Sam Floyd as Thorax Mansion in Utopiate
However Rebus Theatre is not in the business of false panaceas. The company’s cast and crew  live in the real world, a world of challenges and difference. Theirs is the art of connectivity, reaching out to an audience and opening their eyes and hearts to alternative possibilities. Thorax’s Paradise offers a flawed solution to pain relief and Rebus Theatre’s Utopiate extrapolates a universal truth within the quest for perfection . And so, like every good story there is a moral that rings true – to overcome pain and suffering it is necessary to embrace change. This is Rebus Theatre’s raison d’etre to effect change through the empowerment  of theatre. Utopiate  is not theatre of sophistication. It is simple, but not simplistic, honest but not condescending and instructive though not didactic.
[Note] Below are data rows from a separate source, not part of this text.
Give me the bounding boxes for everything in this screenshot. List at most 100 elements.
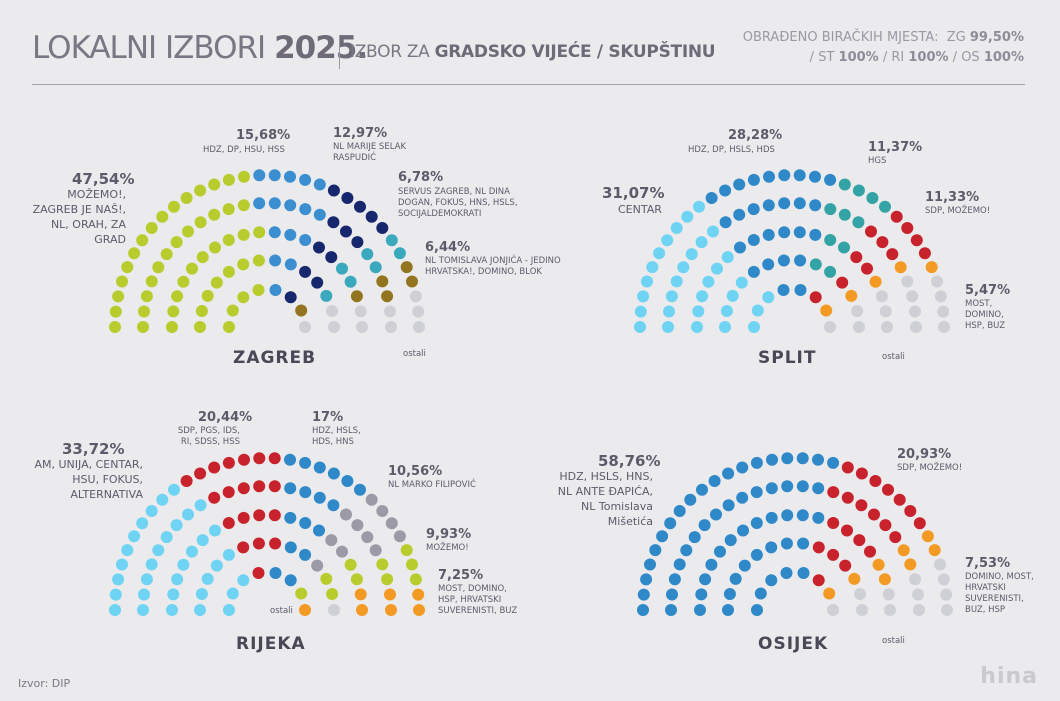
party-pct: 5,47% — [965, 283, 1011, 298]
seat-dot — [145, 275, 158, 288]
seat-dot — [112, 290, 125, 303]
seat-dot — [253, 480, 266, 493]
seat-dot — [182, 508, 194, 521]
seat-dot — [145, 558, 158, 571]
seat-dot — [195, 305, 208, 317]
party-pct: 20,93% — [897, 447, 952, 462]
seat-dot — [186, 545, 198, 558]
party-pct: 6,44% — [425, 240, 471, 255]
seat-dot — [765, 511, 778, 524]
seat-dot — [750, 548, 763, 561]
party-pct: 33,72% — [62, 440, 125, 458]
seat-dot — [934, 558, 946, 571]
city-title-osijek: OSIJEK — [758, 634, 829, 654]
seat-dot — [137, 321, 149, 333]
seat-dot — [673, 558, 686, 571]
seat-dot — [841, 461, 854, 474]
seat-dot — [328, 604, 340, 616]
seat-dot — [109, 305, 122, 318]
seat-dot — [722, 499, 735, 512]
seat-dot — [299, 486, 312, 499]
seat-dot — [824, 321, 836, 333]
seat-dot — [879, 519, 892, 532]
seat-dot — [762, 291, 775, 304]
seat-dot — [182, 225, 194, 238]
seat-dot — [340, 508, 352, 521]
seat-dot — [413, 604, 425, 616]
city-title-rijeka: RIJEKA — [236, 634, 306, 654]
seat-dot — [838, 241, 850, 254]
seat-dot — [284, 541, 297, 554]
seat-dot — [719, 321, 731, 333]
seat-dot — [827, 548, 840, 561]
seat-dot — [692, 305, 705, 318]
seat-dot — [109, 588, 122, 601]
party-name: NL MARKO FILIPOVIĆ — [388, 480, 476, 490]
seat-dot — [693, 200, 705, 213]
seat-dot — [921, 530, 934, 543]
seat-dot — [778, 169, 791, 182]
seat-dot — [327, 184, 340, 197]
hemicycle-rijeka — [109, 452, 425, 616]
seat-dot — [735, 276, 748, 289]
seat-dot — [237, 291, 250, 304]
seat-dot — [156, 210, 169, 223]
seat-dot — [299, 321, 311, 333]
seat-dot — [238, 170, 250, 183]
seat-dot — [223, 604, 235, 616]
seat-dot — [325, 251, 338, 264]
seat-dot — [637, 604, 649, 616]
seat-dot — [237, 541, 250, 554]
seat-dot — [809, 228, 822, 241]
seat-dot — [222, 548, 235, 561]
seat-dot — [327, 467, 340, 480]
seat-dot — [881, 321, 893, 333]
party-name: HDZ, HSLS, HNS, NL ANTE ĐAPIĆA, NL Tomis… — [557, 470, 653, 528]
seat-dot — [409, 573, 422, 586]
seat-dot — [738, 559, 751, 572]
party-pct: 47,54% — [72, 170, 135, 188]
seat-dot — [909, 573, 922, 586]
seat-dot — [889, 531, 902, 544]
source-note: Izvor: DIP — [18, 677, 71, 690]
seat-dot — [841, 524, 853, 537]
seat-dot — [340, 225, 352, 238]
seat-dot — [925, 261, 938, 274]
party-name: HDZ, DP, HSU, HSS — [203, 145, 285, 155]
seat-dot — [909, 305, 921, 318]
processed-polling-stations: OBRAĐENO BIRAČKIH MJESTA: ZG 99,50% / ST… — [742, 30, 1024, 65]
seat-dot — [210, 559, 223, 572]
seat-dot — [226, 304, 239, 317]
seat-dot — [733, 208, 746, 221]
seat-dot — [253, 226, 266, 239]
seat-dot — [354, 588, 367, 601]
seat-dot — [827, 517, 840, 529]
seat-dot — [762, 258, 775, 271]
seat-dot — [637, 588, 650, 601]
seat-dot — [913, 604, 925, 616]
party-pct: 10,56% — [388, 464, 443, 479]
seat-dot — [711, 262, 723, 275]
seat-dot — [663, 305, 675, 318]
seat-dot — [268, 480, 281, 493]
seat-dot — [166, 604, 178, 616]
seat-dot — [170, 519, 183, 532]
seat-dot — [194, 321, 206, 333]
seat-dot — [762, 199, 775, 212]
seat-dot — [168, 483, 180, 496]
seat-dot — [412, 305, 425, 318]
party-pct: 12,97% — [333, 126, 388, 141]
seat-dot — [325, 534, 338, 547]
seat-dot — [194, 216, 207, 229]
seat-dot — [941, 604, 953, 616]
seat-dot — [208, 461, 221, 474]
seat-dot — [299, 548, 312, 561]
seat-dot — [413, 321, 425, 333]
seat-dot — [733, 178, 746, 191]
hina-logo: hina — [980, 664, 1038, 689]
seat-dot — [695, 236, 708, 249]
seat-dot — [194, 604, 206, 616]
seat-dot — [284, 199, 297, 212]
seat-dot — [653, 247, 666, 260]
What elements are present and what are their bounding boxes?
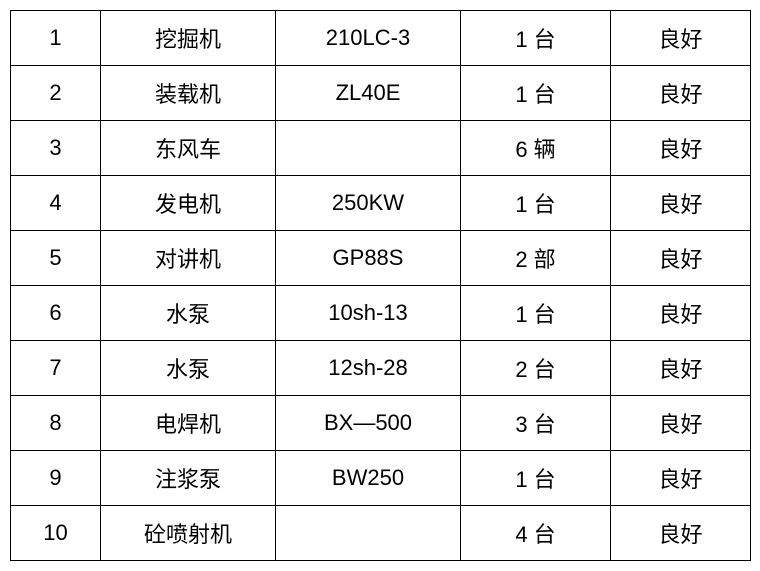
cell-qty: 1 台 — [461, 451, 611, 506]
cell-qty: 4 台 — [461, 506, 611, 561]
cell-name: 砼喷射机 — [101, 506, 276, 561]
table-row: 8 电焊机 BX—500 3 台 良好 — [11, 396, 751, 451]
cell-qty: 1 台 — [461, 176, 611, 231]
cell-name: 挖掘机 — [101, 11, 276, 66]
table-row: 6 水泵 10sh-13 1 台 良好 — [11, 286, 751, 341]
cell-name: 发电机 — [101, 176, 276, 231]
cell-qty: 6 辆 — [461, 121, 611, 176]
cell-model: 250KW — [276, 176, 461, 231]
cell-model: 12sh-28 — [276, 341, 461, 396]
table-row: 5 对讲机 GP88S 2 部 良好 — [11, 231, 751, 286]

The performances, assisted by the projection of the text and the presence of an Auslan interpreter are aurally enhanced by Marléné Claudine Radice’s evocative sound design, Stephen Rose’s lighting and Fi Hopkins’ and Leah Ridley’s costume designs.

If you have never seen a Rebus Theatre production and of course if you have then Utopiate is must see theatre, not because this hour long satire will satisfy conventional  expectation but because it alters one’s perception of our world and how we  confront life’s challenges and experience. Utopiate is comical and serious, heart-warming and entertaining. And a show of which Rebus Theatre can be truly proud.